Les chansons dans les films de Tim Burton Tom Jones

Tom Jones en 1969
© ABC Television (domaine public)

Tim Burton avait déjà utilisé "It’s Not Unusual" de Tom Jones dans "Edward aux mains d’argent" et il récidive dans "Mars Attacks!", avec la manière : Tom Jones lui-même, qui joue son propre rôle, la chante sur scène dans un casino de Las Vegas. Le concert se déroule normalement quand soudain, à la faveur d’un jeu de lumière, les choristes sont remplacées par trois Martiens qui reprennent vaguement l’air avec leur fameux « ak ak ak » avant de dégommer le public au laser. Le titre (« ce n’est pas étrange ») prend alors un tout autre sens. Dans la dernière scène du film, on retrouve Tom Jones, réfugié dans un canyon et entouré de divers animaux sauvages, qui danse sur les premières notes de la chanson, laquelle continue sur le générique de fin.

"Let’s Work Together" (1970) dans "Big Fish" (2003)

Dans "Big Fish", on entend de nombreuses chansons, dont "Let’s Work Together", un des tubes du groupe Canned Heat (adaptation blues-rock d’un titre de rhythm and blues, intitulé "Let’s Stick Together" dans son premier enregistrement par Wilbert Harrison en 1962).

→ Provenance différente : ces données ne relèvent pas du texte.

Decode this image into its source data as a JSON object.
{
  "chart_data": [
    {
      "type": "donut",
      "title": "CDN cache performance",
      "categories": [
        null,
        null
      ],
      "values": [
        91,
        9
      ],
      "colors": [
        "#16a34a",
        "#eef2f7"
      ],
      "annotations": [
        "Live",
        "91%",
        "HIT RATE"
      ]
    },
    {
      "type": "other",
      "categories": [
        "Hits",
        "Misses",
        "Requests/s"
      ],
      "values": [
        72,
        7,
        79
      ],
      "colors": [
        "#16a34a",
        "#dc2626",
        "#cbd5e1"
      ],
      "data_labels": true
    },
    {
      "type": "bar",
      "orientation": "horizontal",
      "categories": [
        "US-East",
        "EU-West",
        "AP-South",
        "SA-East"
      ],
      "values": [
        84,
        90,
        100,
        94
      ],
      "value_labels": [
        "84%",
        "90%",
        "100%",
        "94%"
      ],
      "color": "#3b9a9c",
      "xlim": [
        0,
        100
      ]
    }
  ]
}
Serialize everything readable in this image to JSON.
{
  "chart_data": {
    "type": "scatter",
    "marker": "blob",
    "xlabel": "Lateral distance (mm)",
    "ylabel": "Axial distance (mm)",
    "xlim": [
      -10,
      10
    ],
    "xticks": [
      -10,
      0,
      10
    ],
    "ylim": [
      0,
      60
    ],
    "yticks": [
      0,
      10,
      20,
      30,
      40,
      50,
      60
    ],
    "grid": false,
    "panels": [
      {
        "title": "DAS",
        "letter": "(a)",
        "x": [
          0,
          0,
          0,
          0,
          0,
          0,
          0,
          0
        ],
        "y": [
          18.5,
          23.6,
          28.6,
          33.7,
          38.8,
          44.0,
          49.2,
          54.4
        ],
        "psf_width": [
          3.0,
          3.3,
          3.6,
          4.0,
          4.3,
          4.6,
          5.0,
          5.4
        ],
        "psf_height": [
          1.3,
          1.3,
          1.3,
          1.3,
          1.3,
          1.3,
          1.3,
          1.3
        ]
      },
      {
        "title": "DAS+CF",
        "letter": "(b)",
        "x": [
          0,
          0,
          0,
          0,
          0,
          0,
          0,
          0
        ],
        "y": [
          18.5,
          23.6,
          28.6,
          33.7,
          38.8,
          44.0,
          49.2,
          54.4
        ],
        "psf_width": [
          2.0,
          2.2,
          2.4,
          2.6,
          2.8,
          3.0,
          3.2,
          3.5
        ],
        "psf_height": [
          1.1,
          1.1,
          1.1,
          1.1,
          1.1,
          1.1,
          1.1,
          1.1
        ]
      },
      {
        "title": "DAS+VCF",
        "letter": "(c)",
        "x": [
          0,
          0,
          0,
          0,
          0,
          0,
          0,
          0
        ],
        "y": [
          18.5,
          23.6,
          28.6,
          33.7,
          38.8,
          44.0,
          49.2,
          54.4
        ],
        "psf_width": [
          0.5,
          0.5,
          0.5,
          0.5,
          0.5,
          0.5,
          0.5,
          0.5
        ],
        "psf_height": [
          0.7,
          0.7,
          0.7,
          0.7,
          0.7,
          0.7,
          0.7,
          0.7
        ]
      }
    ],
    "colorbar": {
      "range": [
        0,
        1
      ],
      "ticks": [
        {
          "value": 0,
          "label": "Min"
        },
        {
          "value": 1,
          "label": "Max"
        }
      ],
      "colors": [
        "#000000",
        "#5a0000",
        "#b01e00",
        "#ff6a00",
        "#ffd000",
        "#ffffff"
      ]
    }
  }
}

Dans le film, cette chanson intervient lorsqu’Ed Bloom (Ewan McGregor) retrouve par hasard le poète Norther Winslow (Steve Buscemi) dans une banque. Le titre de Canned Heat démarre lorsque Winslow révèle à Bloom qu’il est là pour un braquage, qu’il déclenche aussitôt. Sans lui demander son avis en amont, l’ex-poète/néo-criminel présente le héros comme étant son complice et ne laisse guère de choix à ce dernier qui participe à contre-cœur à sa vile entreprise. Le rythme de la chanson est parfait pour le côté improvisé de cet étrange hold-up et le titre joue ironiquement avec la situation : « travaillons ensemble », c’est à peu près ce que propose Winslow… si l’on peut parler de « travail » !

"Macarena" (1995) dans "Charlie et la Chocolaterie" (2005)

Le tube de l’été de Los del Río est sans doute l’utilisation de chanson la plus inattendue et la plus furtive de toute la filmographie de Tim Burton ! Lorsque Willy Wonka (Johnny Depp) présente son invention ayant pour but de distribuer des barres de chocolat par l’intermédiaire de la télévision, un Oompa-Lompa (Deep Roy) est assis face à un écran avec une télécommande. Lorsque celui-ci zappe, le premier changement de programme nous fait brièvement entendre la "Macarena" (à peine deux secondes) avant que n’arrive un extrait de "2001, l’Odyssée de l’espace". La transition avec le film de Kubrick est saugrenue, comme l’est finalement tout l’univers de Willy Wonka. Le choix musical est finalement assez logique !

"Ballad of Dwight Fry" (1971) dans "Dark Shadows" (2012)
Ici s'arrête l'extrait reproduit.